Fixed. thanks Anonymous,

Anonymous said...

I have your point but I still don't think it is a major undertaking by the standards of the computing power that is available. The Netflix prize had 100 million data points and people were routinely solving the system to a reasonable accuracy (not the winners of course) in less than a day on a single commodity desk top machine. If you throw a typical university cluster with 100 machines at the problem we are talking about a problem that might take minutes to hours. If you could use the spare capacity at a Google data center it might take only seconds.

From a North American perspective, an additional source of data about the movements of individuals would be credit card data and there would be no reason why credit card and telephone data could not be combined to map movements.
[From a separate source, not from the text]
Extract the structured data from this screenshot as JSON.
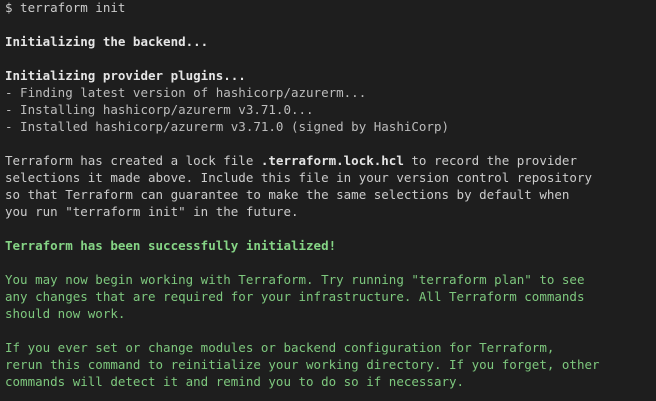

So far as privacy goes - asking the sick people to consent to disclosure should take care of that.

Anonymous said...

Using the mobile data to track individuals movements would partly be dependent upon the handset (3G iPhone, android etc) that supports location based services. With luck there will be many small packets of data for email or some data application. This would provide many frequent data points you could use to track detailed individual movements, say every 20 mins. If only voice calls and SMS/text are used, then there will be fewer points of data to work with and you will likely need many thousands of individuals (rather than 500) to build detailed insight.

What you describe is definitely a good idea, and not dissimilar to marketing analytics the telco might do themselves.